Winter Solstice and Child Mind

A lit sparkler, held between someone's thumb and forefinger, sparkles and glitters in the deep blue dark.Shambhala Buddhism’s religious year relies on a lunisolar calendar, meaning that our celebration days depend on both phases of the moon and stations of the sun. We call these Nyida Days, from the Tibetan words for Sun and Moon, and they include four seasonal celebrations that mark the solstice and equinox days. Our Winter Solstice festival is Children’s Day – and time when we celebrate the dignity of the family, the joy and creativity of youthful hearts, and the magic of play and the senses. Because the solstice marks the time of year when the night is longest and daylight has waned, light is a special characteristic of this holiday.

You can celebrate Winter Solstice with twilight walks and winter star gazing, by greeting the Great Eastern Sun at midwinter sunrise, by making an offering of juniper incense, and by decorating your home with things that engage and delight your senses: Fresh juniper branches hung with dried orange slices, whole cinnamon sticks, delicate lights, and tinkling bells, or wind-chimes hung in your windows, on your balcony, or from the branches of trees in your yard. Light candles (butter candles, beeswax, or scented with something like pine, cloves, or vanilla). Share desserts like Sikarni, Carrot Cake, and Khapse cookies, savoury treats like curry-spiced cashews, and dumplings with chutney, and delicious drinks like hot chocolate and Friendship Tea (green or black tea flavoured with orange and lemon peel, whole cranberries, cloves, cinnamon, and cardemom pods, and sweetened with honey). Build a snow fort, make paper snowflakes, take a walk in the woods and listen for the voices of chickadees, cardinals, wood peckers, and blue jays. Dress up in costumes – who will be Queen of Shambhala? Who will be a perky Snow Lion? An inscrutable Dragon? – and paper crowns. Risk making crafts featuring glitter.

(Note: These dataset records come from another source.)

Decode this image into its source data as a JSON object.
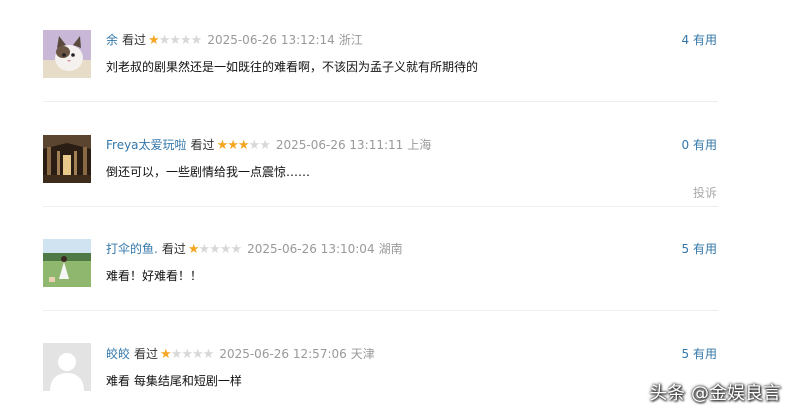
{
  "comments": [
    {
      "username": "余",
      "action": "看过",
      "rating": 1,
      "datetime": "2025-06-26 13:12:14",
      "location": "浙江",
      "useful": "4 有用",
      "text": "刘老叔的剧果然还是一如既往的难看啊，不该因为孟子义就有所期待的",
      "avatar": "cat-photo"
    },
    {
      "username": "Freya太爱玩啦",
      "action": "看过",
      "rating": 3,
      "datetime": "2025-06-26 13:11:11",
      "location": "上海",
      "useful": "0 有用",
      "text": "倒还可以，一些剧情给我一点震惊……",
      "report": "投诉",
      "avatar": "hall-photo"
    },
    {
      "username": "打伞的鱼.",
      "action": "看过",
      "rating": 1,
      "datetime": "2025-06-26 13:10:04",
      "location": "湖南",
      "useful": "5 有用",
      "text": "难看！好难看！！",
      "avatar": "girl-field-photo"
    },
    {
      "username": "皎皎",
      "action": "看过",
      "rating": 1,
      "datetime": "2025-06-26 12:57:06",
      "location": "天津",
      "useful": "5 有用",
      "text": "难看 每集结尾和短剧一样",
      "avatar": "default-user"
    }
  ],
  "watermark": "头条 @金娱良言",
  "colors": {
    "link": "#3377aa",
    "star": "#f5a623",
    "star_empty": "#d8d8d8",
    "meta": "#999999"
  }
}
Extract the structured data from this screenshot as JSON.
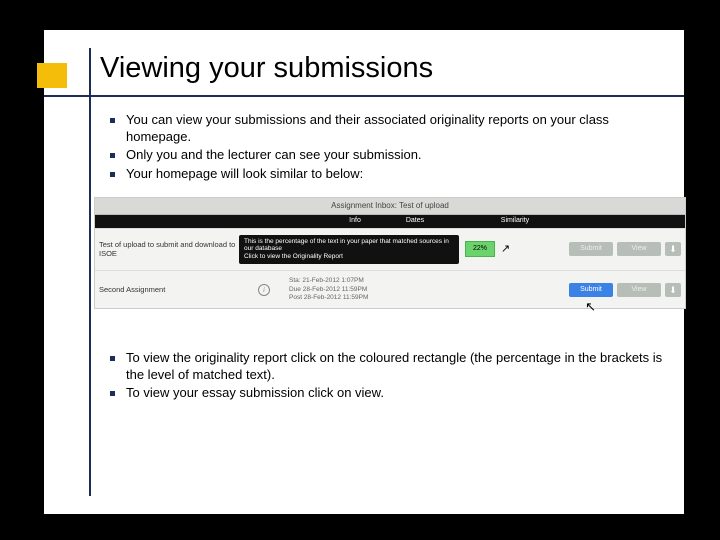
{
  "title": "Viewing your submissions",
  "bullets_top": [
    "You can view your submissions and their associated originality reports on your class homepage.",
    "Only you and the lecturer can see your submission.",
    "Your homepage will look similar to below:"
  ],
  "bullets_bottom": [
    "To view the originality report click on the coloured rectangle (the percentage in the brackets is the level of matched text).",
    "To view your essay submission click on view."
  ],
  "screenshot": {
    "banner": "Assignment Inbox: Test of upload",
    "cols": {
      "c1": "Info",
      "c2": "Dates",
      "c3": "Similarity"
    },
    "row1": {
      "name": "Test of upload to submit and download to ISOE",
      "tooltip_line1": "This is the percentage of the text in your paper that matched sources in our database",
      "tooltip_line2": "Click to view the Originality Report",
      "pct": "22%",
      "submit": "Submit",
      "view": "View"
    },
    "row2": {
      "name": "Second Assignment",
      "date1": "Sta: 21-Feb-2012 1:07PM",
      "date2": "Due 28-Feb-2012 11:59PM",
      "date3": "Post 28-Feb-2012 11:59PM",
      "submit": "Submit",
      "view": "View"
    }
  }
}
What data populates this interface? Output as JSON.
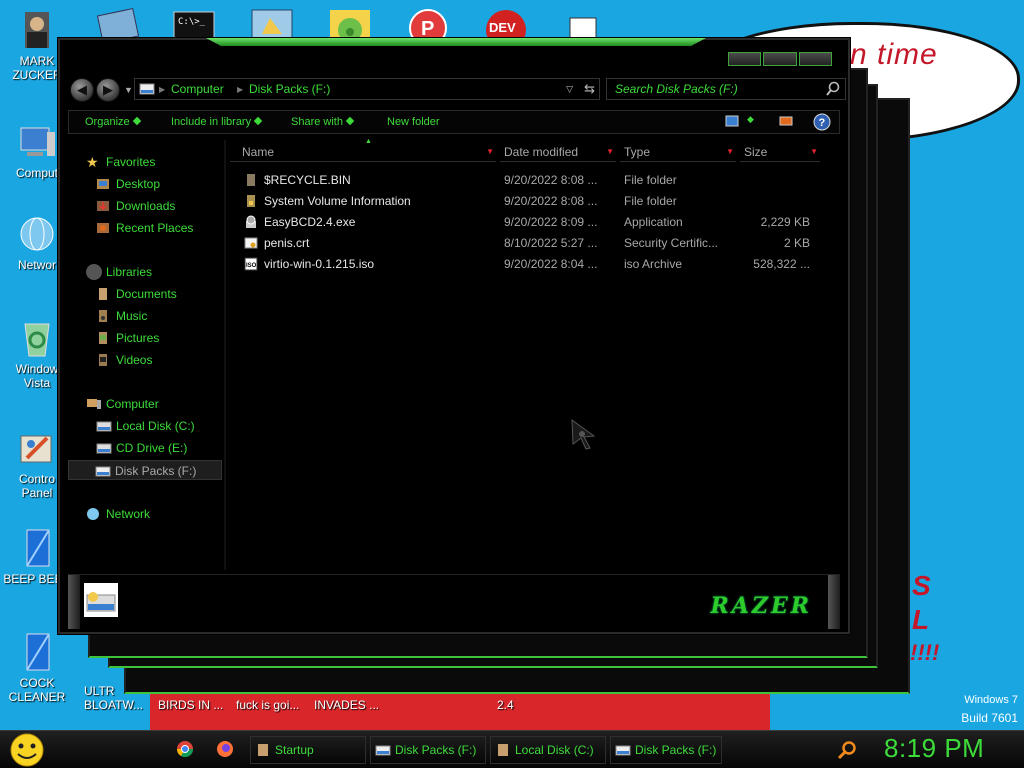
{
  "wallpaper": {
    "bubble_text": "n time",
    "red_letters": [
      "S",
      "L",
      "!!!!"
    ],
    "edition_line1": "Windows 7",
    "edition_line2": "Build 7601"
  },
  "desktop_icons": [
    {
      "label": "MARK ZUCKER",
      "icon": "mark-zuckerberg-icon"
    },
    {
      "label": "Comput",
      "icon": "computer-icon"
    },
    {
      "label": "Networ",
      "icon": "network-icon"
    },
    {
      "label": "Window Vista",
      "icon": "recycle-bin-icon"
    },
    {
      "label": "Contro Panel",
      "icon": "control-panel-icon"
    },
    {
      "label": "BEEP BEEP",
      "icon": "beep-icon"
    },
    {
      "label": "COCK CLEANER",
      "icon": "cleaner-icon"
    }
  ],
  "under_labels": [
    "ULTR BLOATW...",
    "BIRDS IN ...",
    "fuck is goi...",
    "INVADES ...",
    "2.4"
  ],
  "window": {
    "breadcrumb": [
      "Computer",
      "Disk Packs (F:)"
    ],
    "search_placeholder": "Search Disk Packs (F:)",
    "commands": [
      "Organize",
      "Include in library",
      "Share with",
      "New folder"
    ],
    "nav": {
      "favorites": {
        "label": "Favorites",
        "items": [
          "Desktop",
          "Downloads",
          "Recent Places"
        ]
      },
      "libraries": {
        "label": "Libraries",
        "items": [
          "Documents",
          "Music",
          "Pictures",
          "Videos"
        ]
      },
      "computer": {
        "label": "Computer",
        "items": [
          "Local Disk (C:)",
          "CD Drive (E:)",
          "Disk Packs (F:)"
        ]
      },
      "network": {
        "label": "Network"
      }
    },
    "columns": [
      "Name",
      "Date modified",
      "Type",
      "Size"
    ],
    "files": [
      {
        "name": "$RECYCLE.BIN",
        "date": "9/20/2022 8:08 ...",
        "type": "File folder",
        "size": "",
        "icon": "folder-icon"
      },
      {
        "name": "System Volume Information",
        "date": "9/20/2022 8:08 ...",
        "type": "File folder",
        "size": "",
        "icon": "folder-lock-icon"
      },
      {
        "name": "EasyBCD2.4.exe",
        "date": "9/20/2022 8:09 ...",
        "type": "Application",
        "size": "2,229 KB",
        "icon": "installer-icon"
      },
      {
        "name": "penis.crt",
        "date": "8/10/2022 5:27 ...",
        "type": "Security Certific...",
        "size": "2 KB",
        "icon": "certificate-icon"
      },
      {
        "name": "virtio-win-0.1.215.iso",
        "date": "9/20/2022 8:04 ...",
        "type": "iso Archive",
        "size": "528,322 ...",
        "icon": "iso-icon"
      }
    ],
    "razer_logo": "RAZER"
  },
  "taskbar": {
    "buttons": [
      "Startup",
      "Disk Packs (F:)",
      "Local Disk (C:)",
      "Disk Packs (F:)"
    ],
    "clock": "8:19 PM"
  },
  "colors": {
    "accent_green": "#3ddc3a",
    "desktop_blue": "#1aa6e0",
    "window_bg": "#000000",
    "sort_arrow_red": "#e0242c"
  }
}
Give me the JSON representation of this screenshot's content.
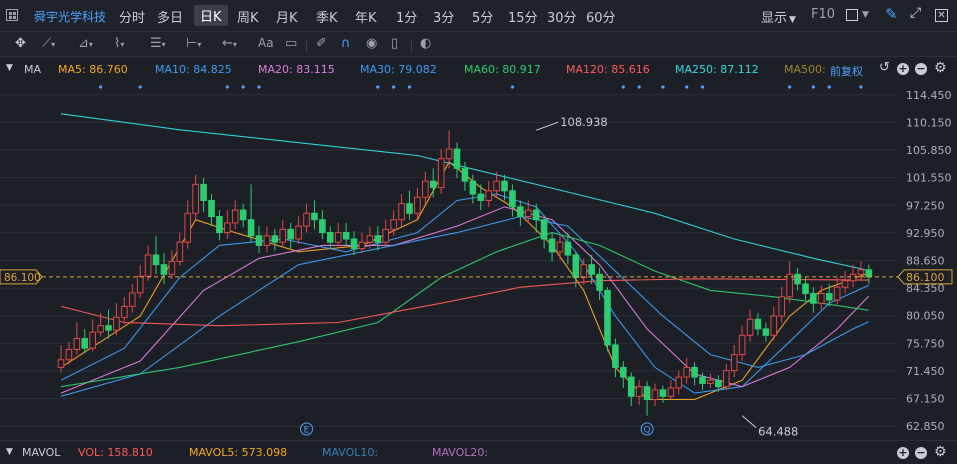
{
  "header": {
    "stock_name": "舜宇光学科技",
    "tabs": [
      "分时",
      "多日",
      "日K",
      "周K",
      "月K",
      "季K",
      "年K",
      "1分",
      "3分",
      "5分",
      "15分",
      "30分",
      "60分"
    ],
    "active_tab": "日K",
    "display_label": "显示",
    "f10_label": "F10"
  },
  "toolbar": {
    "text_tool_label": "Aa"
  },
  "ma_bar": {
    "label": "MA",
    "items": [
      {
        "text": "MA5: 86.760",
        "color": "#f5a623"
      },
      {
        "text": "MA10: 84.825",
        "color": "#3d9df5"
      },
      {
        "text": "MA20: 83.115",
        "color": "#e07ee0"
      },
      {
        "text": "MA30: 79.082",
        "color": "#3d9df5"
      },
      {
        "text": "MA60: 80.917",
        "color": "#2ecc71"
      },
      {
        "text": "MA120: 85.616",
        "color": "#ff5a5a"
      },
      {
        "text": "MA250: 87.112",
        "color": "#33d9e0"
      },
      {
        "text": "MA500:",
        "color": "#a0862e"
      }
    ],
    "adjust_label": "前复权"
  },
  "price_axis": [
    "114.450",
    "110.150",
    "105.850",
    "101.550",
    "97.250",
    "92.950",
    "88.650",
    "84.350",
    "80.050",
    "75.750",
    "71.450",
    "67.150",
    "62.850"
  ],
  "current_price": "86.100",
  "annotations": {
    "high": "108.938",
    "low": "64.488",
    "marker_e": "E",
    "marker_q": "Q"
  },
  "vol_bar": {
    "label": "MAVOL",
    "items": [
      {
        "text": "VOL: 158.810",
        "color": "#ff5a5a"
      },
      {
        "text": "MAVOL5: 573.098",
        "color": "#f5a623"
      },
      {
        "text": "MAVOL10:",
        "color": "#3d7fb8"
      },
      {
        "text": "MAVOL20:",
        "color": "#b06fc0"
      }
    ]
  },
  "chart_data": {
    "type": "candlestick",
    "y_range": [
      60.7,
      116.6
    ],
    "y_ticks": [
      114.45,
      110.15,
      105.85,
      101.55,
      97.25,
      92.95,
      88.65,
      84.35,
      80.05,
      75.75,
      71.45,
      67.15,
      62.85
    ],
    "current_price": 86.1,
    "high_label": {
      "value": 108.938,
      "index": 60
    },
    "low_label": {
      "value": 64.488,
      "index": 86
    },
    "candles": [
      [
        72.0,
        73.2,
        75.5,
        71.2
      ],
      [
        73.2,
        74.8,
        76.0,
        72.5
      ],
      [
        74.8,
        76.5,
        79.0,
        74.0
      ],
      [
        76.5,
        75.0,
        78.0,
        74.2
      ],
      [
        75.0,
        77.5,
        79.5,
        74.5
      ],
      [
        77.5,
        78.5,
        80.5,
        76.8
      ],
      [
        78.5,
        77.8,
        81.0,
        76.5
      ],
      [
        77.8,
        79.8,
        82.0,
        77.0
      ],
      [
        79.8,
        81.5,
        83.0,
        78.8
      ],
      [
        81.5,
        83.6,
        85.0,
        80.5
      ],
      [
        83.6,
        86.2,
        88.0,
        82.8
      ],
      [
        86.2,
        89.5,
        91.0,
        85.5
      ],
      [
        89.5,
        88.0,
        92.5,
        86.5
      ],
      [
        88.0,
        86.5,
        89.8,
        85.0
      ],
      [
        86.5,
        88.5,
        90.2,
        85.8
      ],
      [
        88.5,
        91.5,
        93.0,
        87.8
      ],
      [
        91.5,
        96.0,
        98.0,
        90.5
      ],
      [
        96.0,
        100.5,
        102.0,
        95.0
      ],
      [
        100.5,
        98.0,
        101.5,
        96.2
      ],
      [
        98.0,
        95.5,
        99.0,
        94.0
      ],
      [
        95.5,
        93.0,
        96.5,
        91.8
      ],
      [
        93.0,
        94.5,
        96.5,
        92.0
      ],
      [
        94.5,
        96.5,
        98.0,
        93.5
      ],
      [
        96.5,
        95.0,
        97.5,
        93.8
      ],
      [
        95.0,
        92.5,
        100.5,
        91.5
      ],
      [
        92.5,
        91.0,
        94.0,
        89.8
      ],
      [
        91.0,
        92.5,
        94.0,
        90.0
      ],
      [
        92.5,
        91.5,
        93.5,
        90.2
      ],
      [
        91.5,
        93.5,
        95.0,
        90.8
      ],
      [
        93.5,
        92.0,
        94.5,
        90.5
      ],
      [
        92.0,
        94.0,
        95.5,
        91.2
      ],
      [
        94.0,
        96.0,
        97.5,
        93.0
      ],
      [
        96.0,
        95.0,
        98.0,
        93.5
      ],
      [
        95.0,
        93.0,
        96.5,
        92.0
      ],
      [
        93.0,
        91.5,
        94.0,
        90.5
      ],
      [
        91.5,
        93.0,
        94.5,
        90.8
      ],
      [
        93.0,
        92.0,
        94.5,
        91.0
      ],
      [
        92.0,
        90.5,
        93.2,
        89.5
      ],
      [
        90.5,
        91.5,
        93.0,
        89.8
      ],
      [
        91.5,
        92.5,
        94.0,
        90.5
      ],
      [
        92.5,
        91.5,
        94.0,
        90.2
      ],
      [
        91.5,
        93.5,
        95.0,
        90.8
      ],
      [
        93.5,
        95.0,
        96.5,
        92.5
      ],
      [
        95.0,
        97.5,
        99.0,
        94.0
      ],
      [
        97.5,
        96.0,
        99.5,
        95.0
      ],
      [
        96.0,
        98.5,
        100.0,
        95.2
      ],
      [
        98.5,
        101.0,
        102.5,
        97.5
      ],
      [
        101.0,
        100.0,
        103.0,
        98.5
      ],
      [
        100.0,
        104.5,
        106.0,
        99.0
      ],
      [
        104.5,
        106.0,
        108.938,
        103.0
      ],
      [
        106.0,
        103.0,
        107.0,
        101.5
      ],
      [
        103.0,
        101.0,
        104.0,
        99.5
      ],
      [
        101.0,
        99.0,
        102.0,
        97.5
      ],
      [
        99.0,
        98.0,
        100.5,
        96.5
      ],
      [
        98.0,
        99.5,
        101.0,
        97.0
      ],
      [
        99.5,
        101.0,
        102.5,
        98.5
      ],
      [
        101.0,
        99.5,
        102.0,
        98.0
      ],
      [
        99.5,
        97.0,
        100.5,
        95.5
      ],
      [
        97.0,
        95.5,
        98.0,
        94.0
      ],
      [
        95.5,
        96.5,
        98.0,
        94.5
      ],
      [
        96.5,
        95.0,
        97.5,
        93.0
      ],
      [
        95.0,
        92.0,
        95.5,
        90.5
      ],
      [
        92.0,
        90.0,
        93.0,
        88.5
      ],
      [
        90.0,
        91.5,
        92.5,
        88.8
      ],
      [
        91.5,
        89.5,
        93.0,
        88.0
      ],
      [
        89.5,
        86.0,
        90.0,
        84.5
      ],
      [
        86.0,
        88.0,
        89.0,
        84.8
      ],
      [
        88.0,
        86.5,
        89.5,
        85.0
      ],
      [
        86.5,
        84.0,
        87.5,
        82.5
      ],
      [
        84.0,
        75.5,
        84.5,
        74.5
      ],
      [
        75.5,
        72.0,
        76.5,
        70.5
      ],
      [
        72.0,
        70.5,
        73.0,
        68.8
      ],
      [
        70.5,
        67.5,
        71.2,
        66.0
      ],
      [
        67.5,
        69.0,
        70.0,
        66.2
      ],
      [
        69.0,
        67.0,
        69.8,
        64.488
      ],
      [
        67.0,
        68.5,
        69.5,
        66.0
      ],
      [
        68.5,
        67.5,
        69.2,
        66.5
      ],
      [
        67.5,
        68.8,
        70.0,
        67.0
      ],
      [
        68.8,
        70.5,
        71.5,
        67.8
      ],
      [
        70.5,
        72.0,
        73.5,
        69.5
      ],
      [
        72.0,
        70.5,
        72.8,
        69.2
      ],
      [
        70.5,
        69.5,
        71.2,
        68.5
      ],
      [
        69.5,
        70.0,
        71.0,
        68.8
      ],
      [
        70.0,
        69.0,
        70.8,
        68.2
      ],
      [
        69.0,
        71.5,
        72.5,
        68.5
      ],
      [
        71.5,
        74.0,
        75.5,
        70.5
      ],
      [
        74.0,
        77.0,
        78.5,
        73.0
      ],
      [
        77.0,
        79.5,
        81.0,
        76.0
      ],
      [
        79.5,
        78.0,
        80.5,
        77.0
      ],
      [
        78.0,
        77.0,
        79.0,
        76.0
      ],
      [
        77.0,
        80.0,
        81.5,
        76.2
      ],
      [
        80.0,
        83.0,
        84.5,
        79.0
      ],
      [
        83.0,
        86.5,
        88.5,
        82.0
      ],
      [
        86.5,
        85.0,
        87.5,
        84.0
      ],
      [
        85.0,
        83.5,
        86.0,
        82.5
      ],
      [
        83.5,
        82.0,
        84.5,
        80.5
      ],
      [
        82.0,
        83.5,
        84.8,
        81.0
      ],
      [
        83.5,
        82.5,
        85.0,
        81.5
      ],
      [
        82.5,
        84.5,
        86.0,
        81.8
      ],
      [
        84.5,
        85.5,
        87.0,
        83.5
      ],
      [
        85.5,
        86.5,
        88.0,
        84.5
      ],
      [
        86.5,
        87.2,
        88.5,
        85.5
      ],
      [
        87.2,
        86.1,
        88.0,
        85.0
      ]
    ],
    "ma_series": [
      {
        "name": "MA5",
        "color": "#f5a623",
        "points": [
          [
            0,
            72
          ],
          [
            10,
            80
          ],
          [
            17,
            95
          ],
          [
            22,
            93
          ],
          [
            30,
            90
          ],
          [
            38,
            91
          ],
          [
            45,
            95
          ],
          [
            49,
            104
          ],
          [
            53,
            100
          ],
          [
            57,
            97
          ],
          [
            62,
            91
          ],
          [
            66,
            84
          ],
          [
            70,
            72
          ],
          [
            74,
            67
          ],
          [
            80,
            67
          ],
          [
            86,
            70
          ],
          [
            92,
            80
          ],
          [
            96,
            84
          ],
          [
            102,
            86.7
          ]
        ]
      },
      {
        "name": "MA10",
        "color": "#3d9df5",
        "points": [
          [
            0,
            70
          ],
          [
            8,
            75
          ],
          [
            15,
            86
          ],
          [
            20,
            91
          ],
          [
            28,
            92
          ],
          [
            36,
            90
          ],
          [
            45,
            93
          ],
          [
            50,
            98
          ],
          [
            55,
            99
          ],
          [
            60,
            97
          ],
          [
            65,
            90
          ],
          [
            70,
            80
          ],
          [
            75,
            72
          ],
          [
            80,
            68
          ],
          [
            86,
            69
          ],
          [
            92,
            76
          ],
          [
            97,
            82
          ],
          [
            102,
            84.8
          ]
        ]
      },
      {
        "name": "MA20",
        "color": "#e07ee0",
        "points": [
          [
            0,
            68
          ],
          [
            10,
            73
          ],
          [
            18,
            84
          ],
          [
            25,
            89
          ],
          [
            33,
            91
          ],
          [
            42,
            91
          ],
          [
            50,
            94
          ],
          [
            56,
            97
          ],
          [
            62,
            95
          ],
          [
            68,
            88
          ],
          [
            74,
            78
          ],
          [
            80,
            71
          ],
          [
            86,
            69
          ],
          [
            92,
            72
          ],
          [
            98,
            78
          ],
          [
            102,
            83.1
          ]
        ]
      },
      {
        "name": "MA30",
        "color": "#3d9df5",
        "points": [
          [
            0,
            67.5
          ],
          [
            10,
            71
          ],
          [
            20,
            80
          ],
          [
            30,
            88
          ],
          [
            40,
            90.5
          ],
          [
            50,
            93
          ],
          [
            58,
            95.5
          ],
          [
            64,
            94
          ],
          [
            70,
            87
          ],
          [
            76,
            80
          ],
          [
            82,
            74
          ],
          [
            88,
            72
          ],
          [
            94,
            74
          ],
          [
            100,
            78
          ],
          [
            102,
            79.1
          ]
        ]
      },
      {
        "name": "MA60",
        "color": "#2ecc71",
        "points": [
          [
            0,
            69
          ],
          [
            15,
            72
          ],
          [
            30,
            76
          ],
          [
            40,
            79
          ],
          [
            48,
            86
          ],
          [
            55,
            90
          ],
          [
            62,
            93
          ],
          [
            68,
            91
          ],
          [
            75,
            87
          ],
          [
            82,
            84
          ],
          [
            90,
            83
          ],
          [
            96,
            82
          ],
          [
            102,
            80.9
          ]
        ]
      },
      {
        "name": "MA120",
        "color": "#ff5a5a",
        "points": [
          [
            0,
            81.5
          ],
          [
            8,
            79
          ],
          [
            20,
            78.5
          ],
          [
            35,
            79
          ],
          [
            48,
            82
          ],
          [
            58,
            84.5
          ],
          [
            68,
            85.5
          ],
          [
            80,
            85.8
          ],
          [
            90,
            85.7
          ],
          [
            102,
            85.6
          ]
        ]
      },
      {
        "name": "MA250",
        "color": "#33d9e0",
        "points": [
          [
            0,
            111.5
          ],
          [
            15,
            109
          ],
          [
            30,
            107
          ],
          [
            45,
            105
          ],
          [
            55,
            102
          ],
          [
            65,
            99
          ],
          [
            75,
            96
          ],
          [
            85,
            92
          ],
          [
            95,
            89
          ],
          [
            102,
            87.1
          ]
        ]
      }
    ]
  }
}
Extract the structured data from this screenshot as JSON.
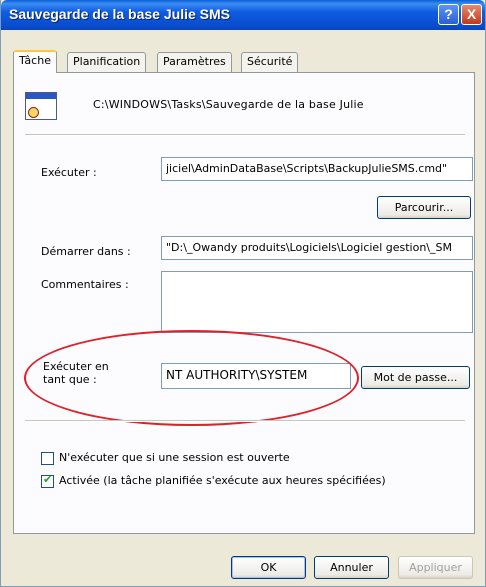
{
  "window": {
    "title": "Sauvegarde de la base Julie SMS",
    "help_label": "?",
    "close_label": "X"
  },
  "tabs": [
    {
      "label": "Tâche",
      "active": true
    },
    {
      "label": "Planification",
      "active": false
    },
    {
      "label": "Paramètres",
      "active": false
    },
    {
      "label": "Sécurité",
      "active": false
    }
  ],
  "task": {
    "path": "C:\\WINDOWS\\Tasks\\Sauvegarde de la base Julie"
  },
  "executer": {
    "label": "Exécuter :",
    "value": "jiciel\\AdminDataBase\\Scripts\\BackupJulieSMS.cmd\""
  },
  "browse_button": "Parcourir...",
  "demarrer": {
    "label": "Démarrer dans :",
    "value": "\"D:\\_Owandy produits\\Logiciels\\Logiciel gestion\\_SM"
  },
  "commentaires": {
    "label": "Commentaires :",
    "value": ""
  },
  "executer_en_tant": {
    "label_line1": "Exécuter en",
    "label_line2": "tant que :",
    "value": "NT AUTHORITY\\SYSTEM"
  },
  "password_button": "Mot de passe...",
  "options": [
    {
      "label": "N'exécuter que si une session est ouverte",
      "checked": false
    },
    {
      "label": "Activée (la tâche planifiée s'exécute aux heures spécifiées)",
      "checked": true
    }
  ],
  "footer": {
    "ok": "OK",
    "cancel": "Annuler",
    "apply": "Appliquer"
  },
  "colors": {
    "title_bar": "#0a5fd6",
    "highlight_ellipse": "#e0202a",
    "window_bg": "#ece9d8"
  }
}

We celebrate the Winter Solstice with glitttering lights, colourful crafts, our most flavourful and delighting foods, and stories about the Kingdom of Shambhala – like Iliana: A Winter Solstice Tale and, above all, with play. Shambhala’s Winter Solstice celebration is a time to lighten up, despite the darkness, to ignore the constant hammering of “Grow up! Stop acting like a child!” and connect with Child Mind, Beginner Mind, through joyful play.

How will you take time to play this year?